Good gardeners don’t stop after Labor Day. With a bit of imagination – and these few tips — you can create attractive landscapes to view through a window when rain, snow and cold winds keep you and your gardening boots indoors.

Cash in On Discount Containers
Window boxes and large planter boxes for the terrace are on sale now at garden centers, or discounted at major retailers. Winter containers need good drainage holes, as plants die quickly from soggy feet in cold weather. Secure window boxes to a railing or a window frame, either by screw-in brackets or heavy wire.

Create Mini-Gardens
Plant window boxes or pots as if they were gardens in miniature.
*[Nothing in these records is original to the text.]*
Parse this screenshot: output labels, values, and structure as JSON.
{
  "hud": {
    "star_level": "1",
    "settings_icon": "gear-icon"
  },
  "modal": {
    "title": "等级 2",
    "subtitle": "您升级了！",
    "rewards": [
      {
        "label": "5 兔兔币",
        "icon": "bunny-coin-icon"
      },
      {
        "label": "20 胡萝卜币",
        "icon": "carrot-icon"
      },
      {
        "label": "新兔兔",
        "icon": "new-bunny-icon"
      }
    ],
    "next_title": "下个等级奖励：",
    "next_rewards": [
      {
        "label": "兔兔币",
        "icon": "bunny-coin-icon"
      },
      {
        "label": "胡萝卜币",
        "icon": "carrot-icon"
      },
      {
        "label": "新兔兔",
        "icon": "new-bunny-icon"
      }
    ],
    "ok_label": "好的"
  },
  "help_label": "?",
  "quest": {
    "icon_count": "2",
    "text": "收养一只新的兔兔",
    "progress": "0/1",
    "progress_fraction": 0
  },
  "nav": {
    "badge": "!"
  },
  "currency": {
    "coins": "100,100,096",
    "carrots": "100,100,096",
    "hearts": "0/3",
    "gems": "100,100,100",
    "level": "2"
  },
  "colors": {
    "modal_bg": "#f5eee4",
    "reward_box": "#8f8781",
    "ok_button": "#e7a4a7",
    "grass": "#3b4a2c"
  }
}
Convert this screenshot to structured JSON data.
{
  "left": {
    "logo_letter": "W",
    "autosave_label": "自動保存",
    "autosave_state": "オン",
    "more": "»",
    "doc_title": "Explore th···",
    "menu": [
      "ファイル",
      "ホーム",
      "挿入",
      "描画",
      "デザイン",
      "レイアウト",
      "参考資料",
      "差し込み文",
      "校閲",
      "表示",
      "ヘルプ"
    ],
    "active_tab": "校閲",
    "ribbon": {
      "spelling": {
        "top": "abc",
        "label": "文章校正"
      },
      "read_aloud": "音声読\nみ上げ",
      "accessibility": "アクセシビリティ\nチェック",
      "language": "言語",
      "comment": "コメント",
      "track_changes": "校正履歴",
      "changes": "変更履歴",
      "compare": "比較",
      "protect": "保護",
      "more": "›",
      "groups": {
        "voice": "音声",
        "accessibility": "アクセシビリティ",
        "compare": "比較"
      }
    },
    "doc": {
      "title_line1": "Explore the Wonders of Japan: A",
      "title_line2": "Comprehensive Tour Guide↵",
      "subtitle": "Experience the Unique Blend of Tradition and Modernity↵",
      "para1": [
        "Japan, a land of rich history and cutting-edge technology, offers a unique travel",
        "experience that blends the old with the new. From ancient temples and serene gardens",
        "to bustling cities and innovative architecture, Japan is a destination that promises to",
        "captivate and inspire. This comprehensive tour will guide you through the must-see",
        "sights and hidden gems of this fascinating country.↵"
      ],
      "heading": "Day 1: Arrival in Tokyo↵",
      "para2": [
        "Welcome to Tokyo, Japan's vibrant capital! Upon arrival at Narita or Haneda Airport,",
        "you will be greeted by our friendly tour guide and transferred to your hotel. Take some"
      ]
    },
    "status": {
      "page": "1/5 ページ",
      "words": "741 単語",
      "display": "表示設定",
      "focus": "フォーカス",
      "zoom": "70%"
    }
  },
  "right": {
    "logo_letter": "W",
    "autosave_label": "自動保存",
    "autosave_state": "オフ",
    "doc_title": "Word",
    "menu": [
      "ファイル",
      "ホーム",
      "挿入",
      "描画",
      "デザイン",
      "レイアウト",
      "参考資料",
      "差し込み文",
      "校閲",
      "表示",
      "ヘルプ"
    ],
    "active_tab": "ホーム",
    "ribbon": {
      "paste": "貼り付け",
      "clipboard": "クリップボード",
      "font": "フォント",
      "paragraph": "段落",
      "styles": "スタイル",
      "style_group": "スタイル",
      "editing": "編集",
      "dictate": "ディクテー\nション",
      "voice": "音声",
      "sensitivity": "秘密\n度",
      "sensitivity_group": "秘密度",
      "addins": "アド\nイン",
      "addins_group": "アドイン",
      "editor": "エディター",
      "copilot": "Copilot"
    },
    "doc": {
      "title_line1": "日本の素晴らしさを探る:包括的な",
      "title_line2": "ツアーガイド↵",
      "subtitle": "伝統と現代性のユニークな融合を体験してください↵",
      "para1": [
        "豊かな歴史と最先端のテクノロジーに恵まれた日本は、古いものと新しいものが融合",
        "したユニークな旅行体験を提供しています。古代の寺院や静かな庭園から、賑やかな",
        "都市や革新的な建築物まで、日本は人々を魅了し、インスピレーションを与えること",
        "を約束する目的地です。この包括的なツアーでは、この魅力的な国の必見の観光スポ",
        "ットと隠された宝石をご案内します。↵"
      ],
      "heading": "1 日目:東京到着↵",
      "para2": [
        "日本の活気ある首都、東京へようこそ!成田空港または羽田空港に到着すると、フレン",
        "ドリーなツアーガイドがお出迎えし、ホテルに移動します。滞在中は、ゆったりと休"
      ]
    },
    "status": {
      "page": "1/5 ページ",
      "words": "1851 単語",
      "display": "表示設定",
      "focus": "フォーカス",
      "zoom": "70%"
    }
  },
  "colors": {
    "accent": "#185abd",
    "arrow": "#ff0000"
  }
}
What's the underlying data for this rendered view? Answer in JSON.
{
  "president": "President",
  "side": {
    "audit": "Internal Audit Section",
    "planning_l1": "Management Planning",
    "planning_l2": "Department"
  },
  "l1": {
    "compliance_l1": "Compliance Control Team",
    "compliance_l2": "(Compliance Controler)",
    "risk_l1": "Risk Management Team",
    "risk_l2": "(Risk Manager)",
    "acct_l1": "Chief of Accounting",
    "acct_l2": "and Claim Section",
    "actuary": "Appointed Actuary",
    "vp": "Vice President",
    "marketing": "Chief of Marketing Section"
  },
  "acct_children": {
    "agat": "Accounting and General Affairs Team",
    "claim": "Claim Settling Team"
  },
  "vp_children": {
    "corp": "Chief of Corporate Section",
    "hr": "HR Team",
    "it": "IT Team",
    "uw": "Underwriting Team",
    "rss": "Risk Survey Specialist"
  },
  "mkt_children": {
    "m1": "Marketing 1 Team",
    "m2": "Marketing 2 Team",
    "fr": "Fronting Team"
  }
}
You’ll be inside a lot, so design your plantings so you can enjoy them from inside the window. Include some shorter plants in front, so sunlight can reach the little gems you’ve planted for your eyes only.

Start your fantasy design with a small tree. Dwarf Alberta spruce is a hardy choice: I’ve had mine for three freezing New York City winters, and it gets a little bigger every year. Their dense needles shed off rain and snow, so the trick to keeping these alive is to water them well at the soil level; check the soil frequently to make sure it does not dry out.

Other evergreens are dwarf Mugho pines, perfect for a Japanese garden effect, and small-leaved holly such as ‘Red Beauty.’ In the south or warm west, consider a dwarf camellia. The old variety ‘Yuletide’ reliably shows its deep red blooms by Christmas.

Dwarf cultivars of any kind are great for a mini-garden. Include winter-hardy foliage plants and grasses, and late-flowering plants with long seasons, such as miniature cyclamen. Pads of collected moss or a mulch of smooth stones add texture and look beautiful on rainy days.

Add Fall Flowers and Accessories
Leave some holes – literally – in your windowbox to make room for potted chrysanthemums to color your world through the early frosts. I always add a large pumpkin that can be seen from the street, then a few miniature pumpkins closer to the window. The one year I grew dwarf sweet corn, I added two-foot cornstalks!

Keep up Appearances
Through autumn, trim straggling stems, clean up dead leaves, and water when days are dry. Toss potted flowers when they’re finished, and top bare spots with a mulch or compost.